Apesar de ser uma mulher sofrida, pobre e batalhadora, considera-se feliz e aos 28 anos de idade, é mãe de oito (8) filhos. “Parecem muitos, mas se temos um bocado de pirão (funje) e conduto (acompanhante, pode ser ervas – lombi-, peixe ou carne), comemos uma vez por dia e quando não chega, tomamos pão com chá, mas eles estão na escola, com o bocado que fizemos.”

Ao falar no plural, questionámos se, afinal o parceiro trabalhava, ao que respondeu afirmativamente. “Ele vende um pouco de kapuka (bebida espirituosa caseira), para não ficar sem fazer nada e cigarros também”, esclarece.
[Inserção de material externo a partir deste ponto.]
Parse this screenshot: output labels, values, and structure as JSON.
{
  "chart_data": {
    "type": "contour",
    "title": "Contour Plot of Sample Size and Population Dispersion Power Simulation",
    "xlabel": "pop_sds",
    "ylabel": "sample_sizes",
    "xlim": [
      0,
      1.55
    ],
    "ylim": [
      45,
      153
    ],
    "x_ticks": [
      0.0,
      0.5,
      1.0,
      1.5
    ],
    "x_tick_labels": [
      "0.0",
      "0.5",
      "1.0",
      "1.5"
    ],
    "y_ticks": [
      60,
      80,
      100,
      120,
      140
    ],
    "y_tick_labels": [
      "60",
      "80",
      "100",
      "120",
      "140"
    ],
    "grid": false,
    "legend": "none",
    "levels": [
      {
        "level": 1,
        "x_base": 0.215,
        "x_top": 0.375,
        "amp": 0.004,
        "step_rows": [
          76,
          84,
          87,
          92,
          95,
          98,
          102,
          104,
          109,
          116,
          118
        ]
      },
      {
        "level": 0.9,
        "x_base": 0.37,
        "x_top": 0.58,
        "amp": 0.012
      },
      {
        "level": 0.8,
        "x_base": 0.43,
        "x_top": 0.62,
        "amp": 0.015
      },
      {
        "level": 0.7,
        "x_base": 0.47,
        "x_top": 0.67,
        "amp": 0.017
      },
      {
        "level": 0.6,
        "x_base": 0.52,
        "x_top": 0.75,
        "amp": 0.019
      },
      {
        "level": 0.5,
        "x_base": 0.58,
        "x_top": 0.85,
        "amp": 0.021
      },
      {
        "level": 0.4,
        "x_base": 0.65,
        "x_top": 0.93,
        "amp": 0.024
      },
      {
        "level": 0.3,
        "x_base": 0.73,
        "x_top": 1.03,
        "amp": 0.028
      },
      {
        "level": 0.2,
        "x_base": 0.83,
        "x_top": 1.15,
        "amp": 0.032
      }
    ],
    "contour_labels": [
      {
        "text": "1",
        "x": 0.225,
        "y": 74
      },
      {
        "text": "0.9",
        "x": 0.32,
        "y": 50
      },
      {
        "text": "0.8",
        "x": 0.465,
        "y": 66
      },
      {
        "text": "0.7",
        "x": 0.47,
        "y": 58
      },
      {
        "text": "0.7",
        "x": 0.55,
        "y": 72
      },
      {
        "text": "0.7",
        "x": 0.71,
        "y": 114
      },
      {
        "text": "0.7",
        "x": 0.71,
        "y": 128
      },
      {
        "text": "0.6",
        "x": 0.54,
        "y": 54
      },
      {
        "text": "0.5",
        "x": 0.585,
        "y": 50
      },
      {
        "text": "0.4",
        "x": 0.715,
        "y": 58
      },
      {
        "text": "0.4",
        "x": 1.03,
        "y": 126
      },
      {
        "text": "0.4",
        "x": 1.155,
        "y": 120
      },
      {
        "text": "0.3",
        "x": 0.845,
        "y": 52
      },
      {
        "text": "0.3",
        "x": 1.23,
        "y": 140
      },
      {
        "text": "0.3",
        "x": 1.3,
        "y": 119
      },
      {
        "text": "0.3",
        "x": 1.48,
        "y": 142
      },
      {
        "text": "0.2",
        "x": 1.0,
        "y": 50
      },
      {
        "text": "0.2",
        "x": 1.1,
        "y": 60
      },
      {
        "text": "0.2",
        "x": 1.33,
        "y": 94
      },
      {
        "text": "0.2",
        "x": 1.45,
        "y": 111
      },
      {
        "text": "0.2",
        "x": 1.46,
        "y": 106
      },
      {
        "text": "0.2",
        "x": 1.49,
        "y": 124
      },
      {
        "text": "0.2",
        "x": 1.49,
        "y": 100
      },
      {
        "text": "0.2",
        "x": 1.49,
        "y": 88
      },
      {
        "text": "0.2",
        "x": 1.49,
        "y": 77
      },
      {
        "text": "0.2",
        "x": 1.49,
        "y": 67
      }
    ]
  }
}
Esta mulher batalhadora, que acorda todos os dias de madrugada, considera ser feliz, apesar e tudo… Fica triste, “quando nós, o povo que nos sacrificamos, para não estarmos todas na vida da p…, quando os fiscais nos rusgam, nos roubarem mesmo as coisas. Se não nos querem porquê que o governo não arranja serviço para os nossos maridos ou mesmo para nós? Isso um dia vai dar muito problema, pois o meu filho mais velho um dia já quis dar uma pancada num fiscal kapiqueno, li (lhe) salvou o outro que tinha arma”, recorda.

Maria Kambila, contou ainda que todo este seu sofrimento se deve ao facto de que “o marido era das FAPLA e foi desmobilizado em 1992, mas não ganha e não consegue trabalho, assim o pouco que ele arranja compramos negócio que eu tenho de zungar na cidade ou parar numa praça de rua”, justifica, esclarecendo, ter sido assaltada, pelos fiscais de Viana, do Cazenga e Ingombotas, por seis vezes e nunca conseguiu recuperar os seus produtos, “porque estes fiscais não prendem as coisas, não passam papel de multa. Eles roubam-nos e batem-nos”, lagrimeja, quando avança: “Uma minha amiga, depois de a roubarem, arrastaram-na num dos carros e foram dormir com ela numa geral. São mesmo porcos, mas um dia, esses fiscais da merda, vão pagar, por isso que estão a fazer às mulheres dos outros, por sermos povo e ninguém nos defender”.